Dazu zählen unter anderen eine verlängerte Hebammenbetreuung, eine
Haushaltshilfe durch die Krankenkasse, eine Familienhebamme, die intensive
Einbindung des Partners (Elternzeit), aber auch Selbsthilfegruppen. So hat die
betroffene Mutter mehr Zeit für sich und kann in kleineren Schritten lernen,
sich in der neuen Situation zurechtzufinden.
Eine
kanadische Studie hat zudem gezeigt,
dass direkter Hautkontakt zwischen Mutter und Kind Depressionssymptome mindern
kann. Es ist die erste Studie überhaupt, die diese Wechselwirkung über mehrere
Monate hinweg untersucht hat, wie Dr. Henrik Norholt, Mitglied der „World Association of Infant Mental
Health“, in einem unserer älteren Blogartikel betont. Die
Ergebnisse lassen für ihn die Schlussfolgerung zu, dass das Tragen eines Babys
in einem Tragetuch oder einer Babytrage ebenfalls den Stress und
damit die Symptome einer Depression lindern kann. Zum einen fördert das
ergonomische Tragen (Haut auf Haut) das so wichtige Bonding zwischen Eltern und
Kind, zum anderen hat man die Hände frei, um alltägliche Dinge zu erledigen,
die sonst liegen bleiben und Stress erzeugen können. Gleichzeitig kann man aber
auch für den Nachwuchs da sein, seinen Atem, seinen Herzschlag und seine
Bedürfnisse spüren und rechtzeitig darauf reagieren. Das beruhigt viele Eltern
ungemein. Ein flotter Morgenspaziergang mit dem Nachwuchs in der Trage verdoppele
den Effekt zusätzlich. Denn die positive Wirkung von Bewegung, frischer Luft und Tageslicht sei nicht zu unterschätzen,
so der Wissenschaftler aus Kopenhagen.
Überhaupt
ist es keine gute Idee, sich in einem depressiven Zustand zurückzuziehen oder
einzuigeln. Besser ist es, soziale Kontakte aktiv zu suchen oder einzufordern.

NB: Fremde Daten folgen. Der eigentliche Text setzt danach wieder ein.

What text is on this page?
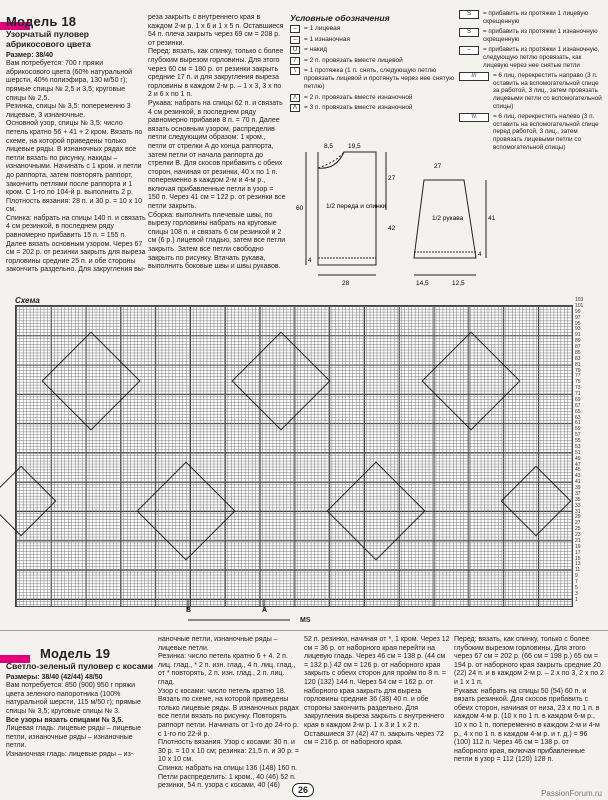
Модель 18
Узорчатый пуловер абрикосового цвета

Размер: 38/40

Вам потребуется: 700 г пряжи абрикосового цвета (60% натуральной шерсти, 40% полиэфира, 130 м/50 г); прямые спицы № 2,5 и 3,5; круговые спицы № 2,5.

Резинка, спицы № 3,5: попеременно 3 лицевые, 3 изнаночные.

Основной узор, спицы № 3,5: число петель кратно 56 + 41 + 2 кром. Вязать по схеме, на которой приведены только лицевые ряды. В изнаночных рядах все петли вязать по рисунку, накиды – изнаночными. Начинать с 1 кром. и петли до раппорта, затем повторять раппорт, закончить петлями после раппорта и 1 кром. С 1-го по 104-й р. выполнить 2 р.

Плотность вязания: 28 п. и 30 р. = 10 х 10 см.

Спинка: набрать на спицы 140 п. и связать 4 см резинкой, в последнем ряду равномерно прибавить 15 п. = 155 п. Далее вязать основным узором. Через 67 см = 202 р. от резинки закрыть для выреза горловины средние 25 п. и обе стороны закончить раздельно. Для закругления вы-

реза закрыть с внутреннего края в каждом 2-м р. 1 х 6 и 1 х 5 п. Оставшиеся 54 п. плеча закрыть через 69 см = 208 р. от резинки.

Перед: вязать, как спинку, только с более глубоким вырезом горловины. Для этого через 60 см = 180 р. от резинки закрыть средние 17 п. и для закругления выреза горловины в каждом 2-м р. – 1 х 3, 3 х по 2 и 6 х по 1 п.

Рукава: набрать на спицы 62 п. и связать 4 см резинкой, в последнем ряду равномерно прибавив 8 п. = 70 п. Далее вязать основным узором, распределив петли следующим образом: 1 кром., петли от стрелки A до конца раппорта, затем петли от начала раппорта до стрелки B. Для скосов прибавить с обеих сторон, начиная от резинки, 40 х по 1 п. попеременно в каждом 2-м и 4-м р., включая прибавленные петли в узор = 150 п. Через 41 см = 122 р. от резинки все петли закрыть.

Сборка: выполнить плечевые швы, по вырезу горловины набрать на круговые спицы 108 п. и связать 6 см резинкой и 2 см (6 р.) лицевой гладью, затем все петли закрыть. Затем все петли свободно закрыть по рисунку. Втачать рукава, выполнить боковые швы и швы рукавов.

Условные обозначения
–	= 1 лицевая
–	= 1 изнаночная
U	= накид
/	= 2 п. провязать вместе лицевой
\	= 1 протяжка (1 п. снять, следующую петлю провязать лицевой и протянуть через нее снятую петлю)
/\	= 2 п. провязать вместе изнаночной
Λ	= 3 п. провязать вместе изнаночной
S	= прибавить из протяжки 1 лицевую скрещенную
S	= прибавить из протяжки 1 изнаночную скрещенную
–	= прибавить из протяжки 1 изнаночную, следующую петлю провязать, как лицевую через нее снятые петли
///	= 6 лиц. перекрестить направо (3 п. оставить на вспомогательной спице за работой, 3 лиц., затем провязать лицевыми петли со вспомогательной спицы)
\\\	= 6 лиц. перекрестить налево (3 п. оставить на вспомогательной спице перед работой, 3 лиц., затем провязать лицевыми петли со вспомогательной спицы)
8,5 19,5
27
42
60
4
28
1/2 переда и спинки
27
41
4
14,5	12,5
1/2 рукава
Схема	103
101
99
97
95
93
91
89
87
85
83
81
79
77
75
73
71
69
67
65
63
61
59
57
55
53
51
49
47
45
43
41
39
37
35
33
31
29
27
25
23
21
19
17
15
13
11
9
7
5
3
1
B	A
MS
Модель 19
Светло-зеленый пуловер с косами

Размеры: 38/40 (42/44) 48/50

Вам потребуется: 850 (900) 950 г пряжи цвета зеленого папоротника (100% натуральной шерсти, 115 м/50 г); прямые спицы № 3,5; круговые спицы № 3.

Все узоры вязать спицами № 3,5.

Лицевая гладь: лицевые ряды – лицевые петли, изнаночные ряды – изнаночные петли.

Изнаночная гладь: лицевые ряды – из-

наночные петли, изнаночные ряды – лицевые петли.

Резинка: число петель кратно 6 + 4. 2 п. лиц. глад., * 2 п. изн. глад., 4 п. лиц. глад., от * повторять, 2 п. изн. глад., 2 п. лиц. глад.

Узор с косами: число петель кратно 18. Вязать по схеме, на которой приведены только лицевые ряды. В изнаночных рядах все петли вязать по рисунку. Повторять раппорт петли. Начинать от 1-го до 24-го р. с 1-го по 22-й р.

Плотность вязания. Узор с косами: 30 п. и 30 р. = 10 х 10 см; резинка: 21,5 п. и 30 р. = 10 х 10 см.

Спинка: набрать на спицы 136 (148) 160 п. Петли распределить: 1 кром., 40 (46) 52 п. резинки, 54 п. узора с косами, 40 (46)

52 п. резинки, начиная от *, 1 кром. Через 12 см = 36 р. от наборного края перейти на лицевую гладь. Через 46 см = 138 р. (44 см = 132 р.) 42 см = 126 р. от наборного края закрыть с обеих сторон для пройм по 8 п. = 120 (132) 144 п. Через 54 см = 162 р. от наборного края закрыть для выреза горловины средние 36 (38) 40 п. и обе стороны закончить раздельно. Для закругления выреза закрыть с внутреннего края в каждом 2-м р. 1 х 3 и 1 х 2 п. Оставшиеся 37 (42) 47 п. закрыть через 72 см = 216 р. от наборного края.

Перед: вязать, как спинку, только с более глубоким вырезом горловины. Для этого через 67 см = 202 р. (66 см = 198 р.) 65 см = 194 р. от наборного края закрыть средние 20 (22) 24 п. и в каждом 2-м р. – 2 х по 3, 2 х по 2 и 1 х 1 п.

Рукава: набрать на спицы 50 (54) 60 п. и вязать резинкой. Для скосов прибавить с обеих сторон, начиная от низа, 23 х по 1 п. в каждом 4-м р. (10 х по 1 п. в каждом 6-м р., 10 х по 1 п. попеременно в каждом 2-м и 4-м р., 4 х по 1 п. в каждом 4-м р. и т. д.) = 96 (100) 112 п. Через 46 см = 138 р. от наборного края, включая прибавленные петли в узор = 112 (120) 128 п.

26	PassionForum.ru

Zum Beispiel, indem man andere Mütter oder Väter trifft, an Tragespaziergängen teilnimmt und sich
bei dieser Gelegenheiten über das Elterndasein austauscht – über
Schwierigkeiten aber auch über die schönen Seiten. Ganz offen und ehrlich. Denn
so merkt die oder der Betroffene schnell: Ich bin nicht allein. Wie mir geht
und ging es vielen anderen auch. Und den einen oder anderen Tipp für den alltäglichen
Umgang mit dem eigenen Nachwuchs kann man dabei sicherlich auch noch abgreifen.